Ahh, the good ‘ol days.
Back in 1951, lobbyists either lobbied Democrats or Republicans, rarely both. Today, top lobbying firms hire the best and brightest from both parties.
Rich uses the example of Quinn Gillespie & Associates, formed in 2000. “Quinn is Jack Quinn, who had been Clinton’s White House counsel, chief of staff to Al Gore, and before that a Eugene McCarthy–George McGovern Democrat. The Gillespie is Ed Gillespie, a principal drafter of Newt Gingrich’s Contract With America and a former aide to Dick Armey, the House majority leader famous most recently for walking away with $8 million in severance from the ostensibly populist tea-party organization he ran, FreedomWorks.”
Genius, really.
But how did all this come about? Well, money in politics is out of control. You know it and I know it, but the people we elect to run this country actually benefit from that and so no matter what, won’t do anything about it.
Robert Kaiser’s 2009 book “So Damn Much Money,” says lobbying as a full-time industry really only began to take shape in the 1970s, after Watergate. Kaiser reported that between 1976 and 2006, the cost to win a seat in Congress rose fifteenfold. Rich writes that this fact is how corporate money became empowered: Money used to pay for lobbying politicians during this period increased from tens of millions of dollars to billions of dollars each year.
Rich cites a recent article in The Atlantic, which reveals some other striking figures from this same time period, namely that in 1974 only about 3 percent of retiring members of Congress ever became lobbyists, but today it is roughly half.
That’s really pretty shocking.
Oh, and don’t be shocked, but during this same time period, that whole income inequality issue you might have heard about lately took hold during this same 40-year time period.
It’s so bad that in a column last week by Henry Blodget in Business Insider — key words BUSINESS INSIDER — the writer actually suggested that companies have become so greedy, and employees viewed more like “costs” than assets these days, that it’s time to embrace labor unions! Why? Because the greed and avarice is sooooo bad, that it actually threatens the very economic health rich people need to stay rich! Go figure.
Blodget writes, “In this country, we have the painful juxtaposition of the highest corporate profit margins in history, combined with one of the highest unemployment rates in history. We also have the lowest wages in history as a percent of the economy.

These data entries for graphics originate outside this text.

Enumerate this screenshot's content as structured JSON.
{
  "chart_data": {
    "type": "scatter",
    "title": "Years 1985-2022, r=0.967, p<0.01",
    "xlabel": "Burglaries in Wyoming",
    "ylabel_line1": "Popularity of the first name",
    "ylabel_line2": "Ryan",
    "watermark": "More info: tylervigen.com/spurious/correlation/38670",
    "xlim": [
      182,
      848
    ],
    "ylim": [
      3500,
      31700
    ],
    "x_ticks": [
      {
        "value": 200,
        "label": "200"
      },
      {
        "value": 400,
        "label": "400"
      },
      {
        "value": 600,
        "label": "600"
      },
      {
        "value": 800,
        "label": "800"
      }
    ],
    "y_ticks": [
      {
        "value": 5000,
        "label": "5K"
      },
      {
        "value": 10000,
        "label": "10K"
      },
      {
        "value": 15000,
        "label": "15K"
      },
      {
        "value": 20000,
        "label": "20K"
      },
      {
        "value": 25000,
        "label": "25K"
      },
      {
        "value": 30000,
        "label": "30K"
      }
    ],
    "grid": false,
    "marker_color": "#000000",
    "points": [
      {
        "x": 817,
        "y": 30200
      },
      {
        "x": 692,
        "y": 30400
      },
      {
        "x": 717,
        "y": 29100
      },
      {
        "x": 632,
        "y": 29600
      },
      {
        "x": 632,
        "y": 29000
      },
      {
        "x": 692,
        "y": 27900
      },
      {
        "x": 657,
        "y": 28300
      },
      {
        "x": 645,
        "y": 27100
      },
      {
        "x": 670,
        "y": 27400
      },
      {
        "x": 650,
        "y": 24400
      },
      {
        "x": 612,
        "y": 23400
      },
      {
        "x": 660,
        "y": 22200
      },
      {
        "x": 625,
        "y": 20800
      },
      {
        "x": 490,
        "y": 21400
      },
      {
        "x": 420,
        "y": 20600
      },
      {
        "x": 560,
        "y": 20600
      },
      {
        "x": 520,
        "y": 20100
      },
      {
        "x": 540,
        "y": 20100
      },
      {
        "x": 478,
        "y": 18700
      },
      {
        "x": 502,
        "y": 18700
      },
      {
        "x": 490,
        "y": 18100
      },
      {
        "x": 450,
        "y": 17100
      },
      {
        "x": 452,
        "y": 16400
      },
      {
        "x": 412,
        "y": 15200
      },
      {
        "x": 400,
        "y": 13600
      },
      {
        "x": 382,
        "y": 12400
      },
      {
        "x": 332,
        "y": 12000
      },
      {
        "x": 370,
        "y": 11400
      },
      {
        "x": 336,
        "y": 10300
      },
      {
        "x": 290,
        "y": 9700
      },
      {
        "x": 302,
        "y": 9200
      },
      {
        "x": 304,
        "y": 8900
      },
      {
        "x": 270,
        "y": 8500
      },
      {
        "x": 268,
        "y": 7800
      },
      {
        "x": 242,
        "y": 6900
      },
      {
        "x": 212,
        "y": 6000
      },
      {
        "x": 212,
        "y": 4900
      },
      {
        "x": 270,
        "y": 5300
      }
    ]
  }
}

That’s not good for the economy ... because rich people can’t buy all the products we need to sell to have a healthy economy (they can’t eat that much food or drive that many cars, for example).
“And it’s also just not right.”
Maybe Blodget should take his case to Washington.
Take the letters in the first word in Leibovich’s title, rearrange them and you get a better name for his book — “Sh*t Town.”
Because unless you’re on your way to Congress or just got a job as a White House aide — or your daddy, sister, brother, best cousin, or grandma did — like everybody else, blue or red, you’re probably up a similar smelling creek, or soon will be.